I was going to say that I don't like George Will very much. But I'm going to modify that sentiment to say that I don't read George Will very often, so I don't really know if I like him or not these days. For many years I subscribed to Newsweek, and Will's column (recycled from the Washington Post) was a mainstay of that magazine. His column would show up occasionally in our local paper The Gazette, but I came to avoid everything but the sports and the comics in that rag.
Be that as it may, today I read George Will's column in the Washington Post online, on entitled "How the Constitution, Filtered by the High Court, Affects Guns." I was expecting the usual right-wing argument about everyone's right to carry a gun in order to kill federal officers if they ever come to force you to give up your coal-burning furnace. (In my view, by the way, inciting people to carry guns for the purpose of opposing the authority of the federal government is treason or damned close to it.) But no! Will's column discusses whether the Supreme Court should use the "equal protection" clause or the "privileges and immunities" clause of the 14th Amendment to dispose of the gun laws of Chicago and Oak Park, Illinois.
This is a much more interesting argument. The chain of the argument goes something like this:
The Bill of Rights didn't create a bunch of rights by fiat of the Federal Government, but codified a number of pre-existing privileges - the rights of Englishmen, if you will. Therefore, the Bill of Rights is a list (an incomplete list) of basic human rights.
The Fourteenth Amendment stated two things: We are all entitled to equal protection of the laws, and the states have to recognize the common "privileges and immunities" of Americans. Will says, and I think he's right in this, that the Bill of Rights is a good starting point if you need a catalog of privileges and immunities.
Therefore, all of the protections of the Bill of Rights, which acted to restrict the Federal Government, were extended to the states by the Fourteenth Amendment. And I agree with Will that this was the intent of the authors of that amendment, and that their intent was frustrated by the Supreme Court in the 1870s. The extension of the Bill of Rights to the states, a process known as incorporation, was, in fact, mostly carried out, decision by decision, by the Warren Court in the 1950s and 1960s.
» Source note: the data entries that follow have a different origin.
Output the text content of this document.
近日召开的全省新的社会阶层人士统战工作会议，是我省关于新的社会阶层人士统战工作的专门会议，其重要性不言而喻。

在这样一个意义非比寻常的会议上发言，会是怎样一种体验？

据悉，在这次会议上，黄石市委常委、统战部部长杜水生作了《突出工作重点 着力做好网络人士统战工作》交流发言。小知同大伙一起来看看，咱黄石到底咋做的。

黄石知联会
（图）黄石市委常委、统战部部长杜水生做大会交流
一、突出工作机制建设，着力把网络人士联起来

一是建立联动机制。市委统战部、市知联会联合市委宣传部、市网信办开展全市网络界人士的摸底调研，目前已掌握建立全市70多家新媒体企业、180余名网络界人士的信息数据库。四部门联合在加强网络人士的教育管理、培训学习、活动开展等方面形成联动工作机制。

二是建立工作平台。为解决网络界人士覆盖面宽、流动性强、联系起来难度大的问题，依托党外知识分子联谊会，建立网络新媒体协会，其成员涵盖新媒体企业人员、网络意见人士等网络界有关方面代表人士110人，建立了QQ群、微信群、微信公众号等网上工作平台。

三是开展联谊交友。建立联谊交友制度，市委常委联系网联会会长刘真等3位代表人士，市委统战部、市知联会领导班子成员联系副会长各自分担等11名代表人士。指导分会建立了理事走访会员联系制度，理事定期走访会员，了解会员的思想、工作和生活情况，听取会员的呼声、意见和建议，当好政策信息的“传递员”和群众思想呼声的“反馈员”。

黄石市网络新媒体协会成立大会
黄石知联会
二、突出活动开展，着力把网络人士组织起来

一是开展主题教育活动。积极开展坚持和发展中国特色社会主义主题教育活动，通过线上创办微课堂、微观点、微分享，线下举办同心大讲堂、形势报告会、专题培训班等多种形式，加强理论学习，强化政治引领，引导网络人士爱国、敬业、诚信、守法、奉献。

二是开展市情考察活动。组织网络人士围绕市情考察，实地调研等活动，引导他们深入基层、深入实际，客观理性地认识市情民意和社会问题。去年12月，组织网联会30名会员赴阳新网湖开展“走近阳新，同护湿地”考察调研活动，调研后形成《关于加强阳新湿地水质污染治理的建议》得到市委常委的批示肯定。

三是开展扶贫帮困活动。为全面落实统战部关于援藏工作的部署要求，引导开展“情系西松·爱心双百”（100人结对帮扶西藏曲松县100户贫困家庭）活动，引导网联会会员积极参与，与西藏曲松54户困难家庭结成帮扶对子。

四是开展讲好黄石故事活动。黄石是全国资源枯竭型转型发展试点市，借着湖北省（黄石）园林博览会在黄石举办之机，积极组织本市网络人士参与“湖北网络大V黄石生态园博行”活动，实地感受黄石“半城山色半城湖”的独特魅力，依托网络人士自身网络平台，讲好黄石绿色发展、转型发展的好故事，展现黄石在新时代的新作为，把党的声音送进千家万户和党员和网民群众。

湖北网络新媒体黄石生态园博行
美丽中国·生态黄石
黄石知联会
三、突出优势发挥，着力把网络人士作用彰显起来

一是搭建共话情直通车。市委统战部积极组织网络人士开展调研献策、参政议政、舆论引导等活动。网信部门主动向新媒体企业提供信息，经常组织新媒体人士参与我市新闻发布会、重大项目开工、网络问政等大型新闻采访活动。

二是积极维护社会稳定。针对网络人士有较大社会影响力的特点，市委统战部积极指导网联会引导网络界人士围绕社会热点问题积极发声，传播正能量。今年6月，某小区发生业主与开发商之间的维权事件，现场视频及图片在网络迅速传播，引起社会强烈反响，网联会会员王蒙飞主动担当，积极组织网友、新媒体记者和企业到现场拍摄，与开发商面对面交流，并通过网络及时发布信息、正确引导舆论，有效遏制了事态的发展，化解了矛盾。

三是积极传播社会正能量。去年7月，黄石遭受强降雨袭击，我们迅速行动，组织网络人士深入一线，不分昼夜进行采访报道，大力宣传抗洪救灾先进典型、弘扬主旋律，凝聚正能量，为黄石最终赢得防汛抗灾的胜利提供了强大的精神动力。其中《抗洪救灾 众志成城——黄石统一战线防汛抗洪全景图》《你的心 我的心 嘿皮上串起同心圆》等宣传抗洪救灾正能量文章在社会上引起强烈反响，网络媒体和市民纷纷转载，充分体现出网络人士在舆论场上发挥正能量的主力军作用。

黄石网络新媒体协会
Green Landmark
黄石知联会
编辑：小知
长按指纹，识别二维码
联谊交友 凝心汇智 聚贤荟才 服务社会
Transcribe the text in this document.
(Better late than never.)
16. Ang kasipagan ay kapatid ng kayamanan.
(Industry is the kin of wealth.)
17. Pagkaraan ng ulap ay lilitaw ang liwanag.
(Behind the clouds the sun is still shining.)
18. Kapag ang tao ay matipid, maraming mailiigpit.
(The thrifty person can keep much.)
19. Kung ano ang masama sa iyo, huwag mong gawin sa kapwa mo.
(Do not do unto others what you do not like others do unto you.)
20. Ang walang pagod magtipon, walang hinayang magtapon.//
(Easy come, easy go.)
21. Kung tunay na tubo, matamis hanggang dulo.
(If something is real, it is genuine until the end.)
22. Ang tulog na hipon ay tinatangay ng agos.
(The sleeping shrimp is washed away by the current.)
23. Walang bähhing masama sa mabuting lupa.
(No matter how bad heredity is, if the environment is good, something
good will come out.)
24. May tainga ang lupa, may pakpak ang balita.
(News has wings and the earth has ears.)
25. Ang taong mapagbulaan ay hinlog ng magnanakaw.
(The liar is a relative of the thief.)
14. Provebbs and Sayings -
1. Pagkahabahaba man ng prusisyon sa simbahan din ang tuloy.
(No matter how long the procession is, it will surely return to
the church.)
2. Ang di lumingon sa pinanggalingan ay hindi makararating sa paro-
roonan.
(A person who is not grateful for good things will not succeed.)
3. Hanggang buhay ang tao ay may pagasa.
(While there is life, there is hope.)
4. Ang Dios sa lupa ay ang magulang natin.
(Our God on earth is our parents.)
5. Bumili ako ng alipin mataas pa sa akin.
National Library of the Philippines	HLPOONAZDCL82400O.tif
Will wants the court to use the privileges and immunities clause because, taken together with the 10th Amendment, it provides a framework for asserting all sorts of individual rights against both the state and the Federal governments. I'm not sure I like that, but I do think that the equal protection clause doesn't provide a very good basis, logically speaking, for overruling an ordinance that prohibited everyone from having a handgun.